O paradoxo no cerne do perdão
31/01/26
Perdoar
não é fraqueza, nem esquecer. É a decisão de impedir que o mal tenha a última
palavra.
Em uma de suas audiências,
o Papa Leão XIV abordou uma das questões mais difíceis do coração humano: O que
significa perdoar? Falando da traição como “a ferida mais dolorosa”, ele
lembrou aos fiéis que o perdão não é ingenuidade nem vaidade, mas um
ato de libertação . Não apaga o erro; impede que o mal se multiplique.
Mas como podemos entender o perdão ?
Filósofos há muito tempo se esforçam para defini-lo com precisão. Ao contrário
da justiça, que responde às injustiças com proporcionalidade, o perdão
resiste ao cálculo . É frágil, imprevisível — uma interrupção na ordem
esperada de ressentimento e retaliação. Alguns até questionam se o perdão realmente acontece ,
já que nossos esforços são frequentemente obscurecidos pela raiva ou pela
expectativa de gratidão em troca.
O Papa chamou nossa atenção para uma cena do
Evangelho de João: Jesus entregando um pedaço de pão a Judas. É o momento que
antecede a traição, e ainda assim é também um gesto de comunhão. Aqui, o perdão
aparece não como negação do mal, mas como a recusa do amor em ceder .
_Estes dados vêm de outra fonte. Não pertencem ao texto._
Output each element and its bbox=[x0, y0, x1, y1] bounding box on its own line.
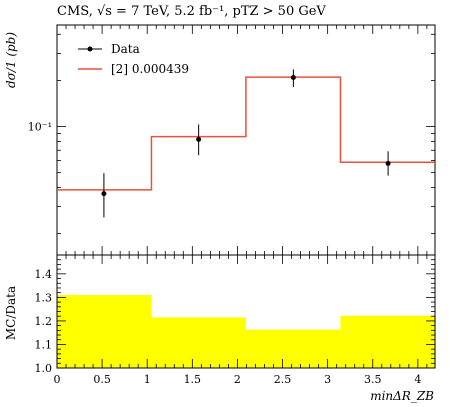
data-point bbox=[385, 160, 391, 166]
ratio-y-tick-label: 1.4 bbox=[35, 268, 53, 281]
main-frame bbox=[56, 24, 436, 256]
ratio-y-tick-label: 1.1 bbox=[35, 338, 53, 351]
x-tick-label: 4 bbox=[414, 373, 421, 386]
ratio-y-axis-label: MC/Data bbox=[4, 286, 18, 340]
data-point bbox=[196, 136, 202, 142]
x-tick-label: 1.5 bbox=[184, 373, 202, 386]
x-tick-label: 0 bbox=[54, 373, 61, 386]
ratio-band-bin bbox=[245, 329, 341, 368]
data-point bbox=[101, 191, 107, 197]
x-tick-label: 2 bbox=[234, 373, 241, 386]
x-tick-label: 3 bbox=[324, 373, 331, 386]
ratio-band-bin bbox=[340, 315, 435, 368]
x-axis-label: minΔR_ZB bbox=[370, 389, 434, 403]
ratio-band-bin bbox=[57, 295, 152, 368]
mc-step-line bbox=[57, 76, 435, 191]
main-y-axis-label: dσ/1 (pb) bbox=[4, 32, 18, 88]
data-point bbox=[290, 74, 296, 80]
legend-mc-label: [2] 0.000439 bbox=[111, 62, 189, 76]
main-y-tick-label: 10⁻¹ bbox=[28, 121, 52, 134]
x-tick-label: 0.5 bbox=[93, 373, 111, 386]
legend-data-label: Data bbox=[111, 42, 140, 56]
x-tick-label: 2.5 bbox=[274, 373, 292, 386]
legend: Data [2] 0.000439 bbox=[78, 42, 189, 76]
ratio-y-tick-label: 1.2 bbox=[35, 315, 53, 328]
chart-title: CMS, √s = 7 TeV, 5.2 fb⁻¹, pTZ > 50 GeV bbox=[57, 4, 326, 19]
x-tick-label: 3.5 bbox=[364, 373, 382, 386]
main-panel: 10⁻¹ bbox=[28, 24, 436, 256]
ratio-y-tick-label: 1.3 bbox=[35, 291, 53, 304]
x-tick-label: 1 bbox=[144, 373, 151, 386]
ratio-panel: 1.0 1.1 1.2 1.3 1.4 0 0.5 1 1.5 2 2.5 3 3.5 4 bbox=[35, 254, 436, 386]
legend-data-marker bbox=[87, 46, 93, 52]
ratio-band-bin bbox=[151, 317, 246, 368]
ratio-y-tick-label: 1.0 bbox=[35, 362, 53, 375]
Questiona: pode algo novo nascer mesmo diante da traição?
Para Agostinho , o
perdão estava ligado ao mistério do tempo e do eu. Nossas
vidas, dizia ele, estão espalhadas entre feridas do passado e esperanças do
futuro; o perdão reúne esses fragmentos , permitindo-nos viver
não como prisioneiros do que foi feito, mas como seres abertos ao que ainda
pode vir.
Séculos mais tarde, Kierkegaard insistiu
que o perdão não pertence às abstrações, mas à difícil realidade da vida com os
outros — o “vizinho desagradável”, como ele o chamou de forma provocativa.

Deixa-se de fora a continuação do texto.